1995 yılına gelindiğinde Cemaat, o güne kadar yaptığı detaylı araştırmalardan ve
mücadele süreci içerisinde elde ettiği bilgi, istihbarat ve tecrübe sayesinde,
hem Cemaate yönelik çalışan ve hem de Cemaat dışında bölge genelinde TC’nin
istihbarat örgütleriyle bağlantılı olarak faaliyet yürüten çok sayıda ajan ve
çete tespit etmişti. Elindeki bu bilgilere dayanarak bunlara yönelik yakalama ve
sorgulama operasyonları başlattı. Bu şekilde çok sayıda ajan ve çete mensubu
yakalanıp Cemaat tarafından sorgulandı. Bunların bir kısmı JİTEM ile, bir kısmı
polis istihbaratı ile, bir kısmı da MİT ile çalışıyordu. Bunlar yakalanıp
sorgulandıkça Cemaate çok önemli ve detaylı bilgiler veriyorlardı. Bunların
sorguları neticesinde, TC’nin bu ajan ve çeteler vasıtasıyla bölge genelinde
yürüttüğü faaliyetler, yaptığı kirli ve karanlık işleri hususunda önemli
bilgilere ulaşıldı. Özellikle Hizbullah-PKK ve Hizbullah-nifak grubu
çatışmalarının yaşandığı dönemde bu çatışmaları alevlendirmek ve çatışma
ortamından istifade etmek amacıyla TC’nin yaptığı provokasyonlar, kontra
faaliyetleri, yargısız infazlar, Cemaate ve diğer örgütlere sızma çalışmaları
gibi birçok karanlık işleri hakkında detaylı bilgiler elde edildi.
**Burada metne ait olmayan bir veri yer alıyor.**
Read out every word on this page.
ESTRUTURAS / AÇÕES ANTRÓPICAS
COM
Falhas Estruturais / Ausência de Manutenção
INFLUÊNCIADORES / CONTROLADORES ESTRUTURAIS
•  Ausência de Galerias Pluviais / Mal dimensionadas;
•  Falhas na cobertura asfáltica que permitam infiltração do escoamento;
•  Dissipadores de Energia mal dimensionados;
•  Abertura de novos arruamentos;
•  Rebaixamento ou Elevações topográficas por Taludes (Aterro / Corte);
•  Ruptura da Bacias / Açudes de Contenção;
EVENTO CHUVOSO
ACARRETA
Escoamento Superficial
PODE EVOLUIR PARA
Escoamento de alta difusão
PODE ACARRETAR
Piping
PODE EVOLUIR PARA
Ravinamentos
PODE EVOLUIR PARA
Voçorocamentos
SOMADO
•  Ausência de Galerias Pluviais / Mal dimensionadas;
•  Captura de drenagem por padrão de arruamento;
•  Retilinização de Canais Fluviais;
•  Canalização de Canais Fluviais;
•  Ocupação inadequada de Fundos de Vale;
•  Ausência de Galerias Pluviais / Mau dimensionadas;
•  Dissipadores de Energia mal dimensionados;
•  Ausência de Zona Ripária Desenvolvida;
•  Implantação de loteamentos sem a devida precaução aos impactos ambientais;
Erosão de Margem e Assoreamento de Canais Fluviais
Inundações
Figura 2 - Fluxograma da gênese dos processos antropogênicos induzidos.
Cemaat, bölgeyi iyi tanıdığından ve bölgede etkin ve kuşatıcı bir teşkilat
gücüne sahip olduğundan her olayı, her ferdi veya Cemaate gelen her haberin
yanlışlığını veya doğruluğunu yerinde araştırıp, ortaya çıkarıp neticeye ulaşma
güç ve imkanına sahipti. Cemaat, sorguladığı insanlardan veya başka kaynaklardan
elde ettiği bilgileri tahkik ediyor, araştırıyor, soruşturuyor, doğruluk
derecelerini test ediyor ve böylece karar verebilecek bir sonuca varıyordu.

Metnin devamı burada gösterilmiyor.